So it has been a while since the GA release of PowerBI.com and Power BI Desktop Edition (for those that remember ProClarity and Panorama Desktop tools this choice of name still makes me giggle!) and I thought it about time I put the modelling capabilities of Power BI Desktop to the test. I am a strong believer that the data model and is the MOST important part of any BI delivery. Without it we will get different answers on the same question and not have a consistent experience for end users or analysts.
Power BI purports to be a one stop shop for data blending, modelling and presentation. I have no doubt in its presentation capabilities, the dashboards look and feel great and with the GA release the ability to do basic things such as add images and customise colour schemes make it a good competitor at the front end space of your BI stack. I am also confident that by integrating Power Query connectors and transformation capabilities into the tool that basic ETL and data blending is going to be no problem. In fact I would say it is the best way available, certainly most cost effective way, to bring together cloud and on-premise data into a single place. However modelling just feels wrong in a front end tool! To put it to the test I had some basic Coeo sales data that I wanted to play around with and try and model in a way that I could deliver a monthly sales dashboard.

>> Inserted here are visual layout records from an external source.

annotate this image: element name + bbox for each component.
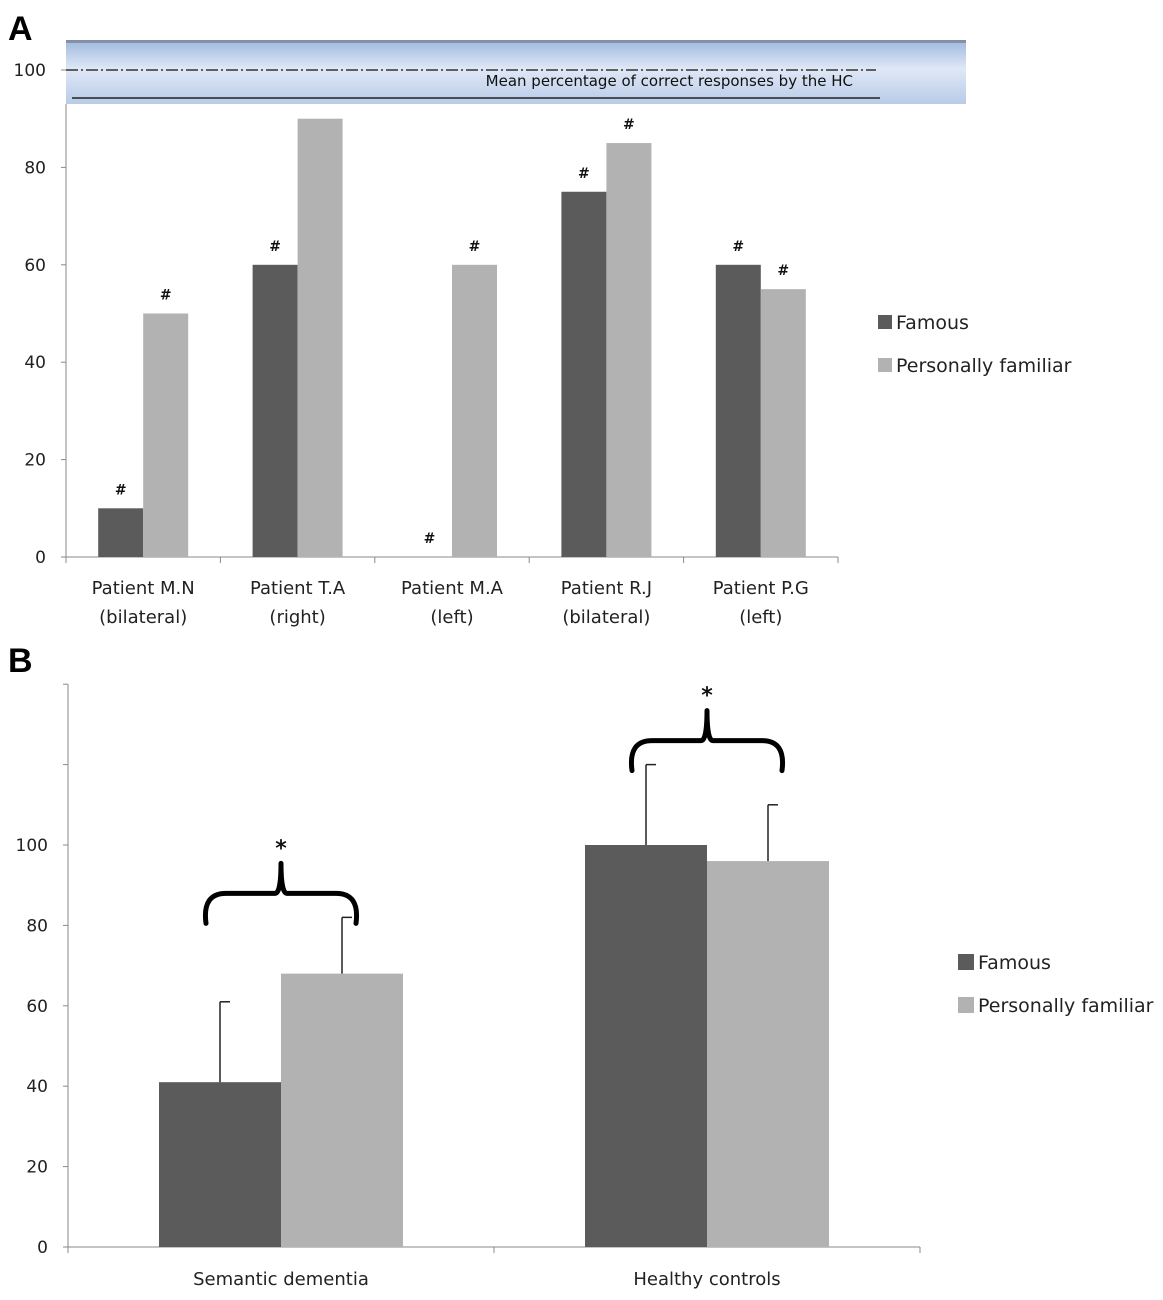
significance-mark: # <box>160 288 172 304</box>
bar-personally-familiar <box>143 313 189 557</box>
panel-b-label: B <box>8 642 33 680</box>
legend-label: Personally familiar <box>896 355 1072 377</box>
significance-mark: # <box>578 166 590 182</box>
significance-mark: # <box>269 239 281 255</box>
panel-a-label: A <box>8 10 33 48</box>
bar-personally-familiar <box>760 289 806 557</box>
y-tick-label: 80 <box>24 158 46 178</box>
y-tick-label: 40 <box>26 1077 48 1097</box>
bar-personally-familiar <box>606 143 652 558</box>
y-tick-label: 40 <box>24 353 46 373</box>
bar-personally-familiar <box>452 264 497 557</box>
significance-brace <box>628 708 786 774</box>
category-label: Patient P.G <box>713 578 809 599</box>
category-label: Patient T.A <box>250 578 346 599</box>
legend-swatch <box>958 997 974 1013</box>
y-tick-label: 100 <box>16 836 48 856</box>
category-label: (left) <box>739 607 782 628</box>
bar-famous <box>252 264 298 557</box>
significance-mark: # <box>777 263 789 279</box>
significance-mark: # <box>424 531 436 547</box>
y-tick-label: 80 <box>26 916 48 936</box>
bar-personally-familiar <box>297 118 343 557</box>
category-label: (bilateral) <box>99 607 187 628</box>
panel-a-category-labels: Patient M.N (bilateral) Patient T.A (right)… <box>92 578 809 628</box>
category-label: Semantic dementia <box>193 1269 369 1290</box>
panel-a-chart: A Mean percentage of correct responses b… <box>8 10 1072 628</box>
category-label: Patient M.A <box>401 578 504 599</box>
panel-a-axes: 0 20 40 60 80 100 <box>14 61 839 568</box>
category-label: Patient R.J <box>561 578 652 599</box>
bar-famous <box>561 191 607 557</box>
y-tick-label: 20 <box>26 1158 48 1178</box>
category-label: Patient M.N <box>92 578 195 599</box>
bar-famous <box>159 1082 281 1247</box>
bar-famous <box>585 845 707 1247</box>
panel-b-legend: Famous Personally familiar <box>958 952 1154 1017</box>
hc-band-background <box>66 40 966 104</box>
category-label: Healthy controls <box>633 1269 780 1290</box>
legend-swatch <box>878 315 892 329</box>
significance-brace <box>202 860 360 926</box>
panel-b-category-labels: Semantic dementia Healthy controls <box>193 1269 781 1290</box>
hc-band-top-edge <box>66 40 966 43</box>
hc-reference-label: Mean percentage of correct responses by … <box>486 72 853 90</box>
y-tick-label: 100 <box>14 61 46 81</box>
bar-famous <box>715 264 761 557</box>
legend-label: Famous <box>978 952 1051 974</box>
bar-famous <box>98 508 144 557</box>
significance-star: * <box>275 836 287 861</box>
bar-personally-familiar <box>281 973 403 1247</box>
category-label: (left) <box>430 607 473 628</box>
y-tick-label: 0 <box>37 1238 48 1258</box>
y-tick-label: 0 <box>35 548 46 568</box>
category-label: (right) <box>269 607 325 628</box>
panel-a-legend: Famous Personally familiar <box>878 312 1072 377</box>
panel-b-bars: ** <box>159 684 829 1247</box>
significance-mark: # <box>623 117 635 133</box>
significance-mark: # <box>469 239 481 255</box>
legend-swatch <box>878 358 892 372</box>
legend-swatch <box>958 954 974 970</box>
hc-reference-band: Mean percentage of correct responses by … <box>66 40 966 104</box>
y-tick-label: 60 <box>26 997 48 1017</box>
bar-personally-familiar <box>707 861 829 1247</box>
legend-label: Personally familiar <box>978 995 1154 1017</box>
significance-mark: # <box>115 482 127 498</box>
y-tick-label: 20 <box>24 451 46 471</box>
significance-mark: # <box>732 239 744 255</box>
panel-a-bars: # # # # # # # # # <box>98 117 806 558</box>
significance-star: * <box>701 684 713 709</box>
category-label: (bilateral) <box>562 607 650 628</box>
legend-label: Famous <box>896 312 969 334</box>
y-tick-label: 60 <box>24 256 46 276</box>
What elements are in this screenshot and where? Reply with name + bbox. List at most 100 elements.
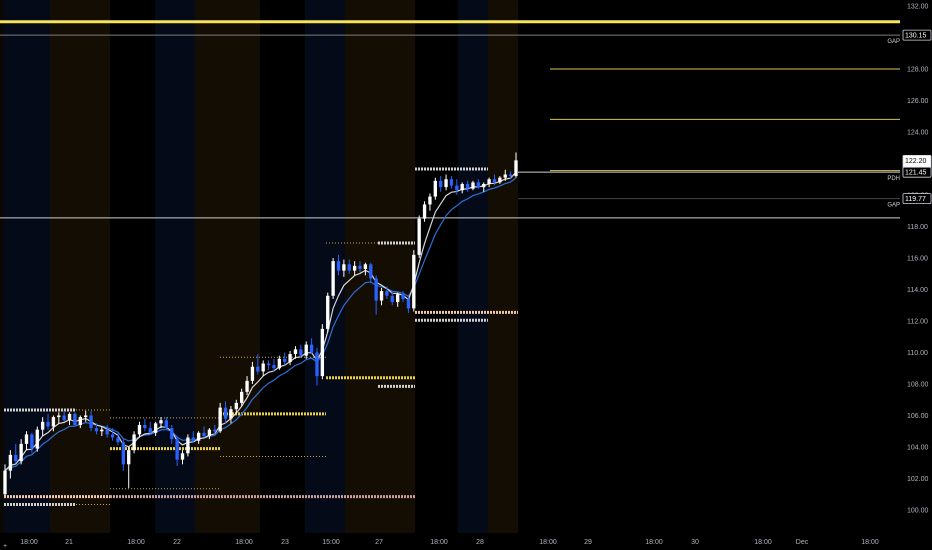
time-tick-label: 18:00 bbox=[539, 539, 557, 546]
time-tick-label: 18:00 bbox=[430, 539, 448, 546]
candle-body bbox=[422, 204, 427, 219]
candle bbox=[218, 402, 222, 433]
candle-body bbox=[121, 442, 126, 465]
price-axis[interactable]: 100.00 102.00 104.00 106.00 108.00 110.00 112.… bbox=[900, 0, 932, 550]
candle bbox=[153, 421, 158, 436]
candle-body bbox=[277, 358, 281, 369]
candle bbox=[148, 421, 152, 435]
candle bbox=[444, 174, 448, 191]
session-backgrounds bbox=[4, 0, 518, 533]
candle-body bbox=[331, 261, 335, 296]
session-band bbox=[195, 0, 260, 533]
candle-body bbox=[218, 407, 222, 432]
candle bbox=[8, 450, 13, 479]
session-band bbox=[50, 0, 110, 533]
candle bbox=[422, 201, 427, 222]
price-tick-label: 100.00 bbox=[907, 508, 929, 515]
candle-body bbox=[240, 391, 244, 403]
candle bbox=[331, 258, 335, 299]
candle bbox=[245, 376, 249, 396]
candle-body bbox=[293, 349, 298, 355]
candle-body bbox=[175, 439, 179, 460]
candle bbox=[261, 360, 265, 377]
price-tick-label: 126.00 bbox=[907, 98, 929, 105]
candle bbox=[326, 292, 330, 333]
candle bbox=[283, 352, 287, 366]
session-band bbox=[458, 0, 488, 533]
time-tick-label: 30 bbox=[691, 539, 699, 546]
candle bbox=[299, 344, 303, 358]
candle bbox=[164, 417, 169, 430]
candle bbox=[191, 431, 195, 443]
candle bbox=[40, 417, 45, 436]
price-label-value: 130.15 bbox=[905, 33, 927, 40]
candle bbox=[213, 424, 217, 435]
time-axis-bg bbox=[0, 533, 900, 550]
candle-body bbox=[250, 366, 255, 381]
candles bbox=[3, 152, 518, 496]
candle-body bbox=[401, 294, 405, 299]
candle bbox=[465, 180, 470, 192]
price-tick-label: 128.00 bbox=[907, 67, 929, 74]
candle bbox=[293, 346, 298, 359]
level-lines bbox=[0, 20, 900, 219]
candle-body bbox=[14, 454, 18, 462]
level-line-top bbox=[0, 20, 900, 24]
candle bbox=[455, 179, 459, 195]
candle bbox=[428, 193, 432, 211]
candle bbox=[67, 412, 72, 425]
candle bbox=[196, 431, 201, 444]
candle bbox=[250, 361, 255, 384]
time-axis[interactable]: 18:00 21 18:00 22 18:00 23 15:00 27 18:00 28 18:00… bbox=[0, 533, 900, 550]
price-label: 119.77 GAP bbox=[887, 193, 932, 209]
candle-body bbox=[315, 352, 319, 377]
price-tick-label: 118.00 bbox=[907, 224, 928, 231]
candle bbox=[89, 410, 93, 432]
time-tick-label: 18:00 bbox=[861, 539, 879, 546]
candle-body bbox=[406, 298, 411, 309]
candle bbox=[202, 426, 206, 438]
candle-body bbox=[433, 180, 437, 197]
candle bbox=[143, 418, 147, 432]
candle-body bbox=[62, 415, 66, 421]
candle-body bbox=[460, 183, 464, 191]
candle-body bbox=[492, 179, 497, 183]
candle-body bbox=[363, 264, 368, 270]
candle bbox=[514, 152, 518, 178]
price-tick-label: 108.00 bbox=[907, 382, 929, 389]
candle bbox=[30, 432, 34, 454]
candle-body bbox=[234, 402, 238, 410]
candle bbox=[385, 286, 389, 299]
candle bbox=[35, 426, 39, 452]
candle bbox=[186, 434, 190, 457]
candle bbox=[84, 410, 88, 422]
candle-body bbox=[369, 264, 373, 279]
price-tick-label: 112.00 bbox=[907, 319, 928, 326]
candle bbox=[116, 432, 120, 446]
candle-body bbox=[116, 437, 120, 443]
candle-body bbox=[164, 420, 169, 429]
candle-body bbox=[170, 428, 174, 440]
candle bbox=[223, 401, 228, 424]
price-tick-label: 106.00 bbox=[907, 413, 929, 420]
candle-body bbox=[78, 417, 82, 425]
candle-body bbox=[449, 179, 454, 186]
candle bbox=[180, 450, 185, 465]
candle-body bbox=[503, 174, 507, 178]
time-tick-label: 27 bbox=[375, 539, 383, 546]
candle-body bbox=[46, 421, 50, 427]
price-label: 130.15 GAP bbox=[887, 29, 932, 45]
candle bbox=[234, 399, 238, 414]
candle-body bbox=[19, 443, 23, 462]
candle bbox=[460, 182, 464, 194]
candle bbox=[352, 261, 357, 276]
candle bbox=[170, 424, 174, 444]
candle-body bbox=[342, 264, 346, 271]
candle bbox=[137, 421, 142, 438]
candle-body bbox=[471, 182, 475, 189]
candle-body bbox=[89, 415, 93, 429]
candle-body bbox=[153, 423, 158, 433]
candle-body bbox=[417, 218, 421, 255]
candle bbox=[256, 354, 260, 375]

I found many useful things that really helped with modelling including: adding a column as a new named query, de-duping this list and then converting to a table. Features like the group by, or replacing values, ie nulls, with No Service or Unknown allow us to achieve a basic star schema! However, when I needed to generate a fact table based on a different grain I am not ashamed to say I had to go back into SQL Server and using tables and T-SQL transform, match and load the data into my new schema. This gave me the quickest and easiest way to then build my sales dashboard!
I am going to blog in more detail about some of the fun features I found along the way around modelling, dax measures, date dimension funnies and also about how we are going to build the architecture to support the Coeo Data Warehouse in the cloud utilising Azure Data Factory, SQL DWH, Power BI and Datazen! So watch this space for more! In the mean time below are the steps I used to create my basic star schema!
1. Starting in Power BI Desktop with a flat extract of data from our CRM system:
2. Now Create a dimension, e.g. Company!
3. Remove Duplicates, as it is a dimension table and we only want unique values:
4. Now convert it to a table, we can do more with it then!
5. Such as rename the column to something meaningful!
6. Now simply close and load the queries to the model:
And we have a mini star schema! Simply repeat for all the dimensions you want to generate. It also works nicely for date dimensions just remember to set the correct data types, you can even add columns to form a mini date dimension!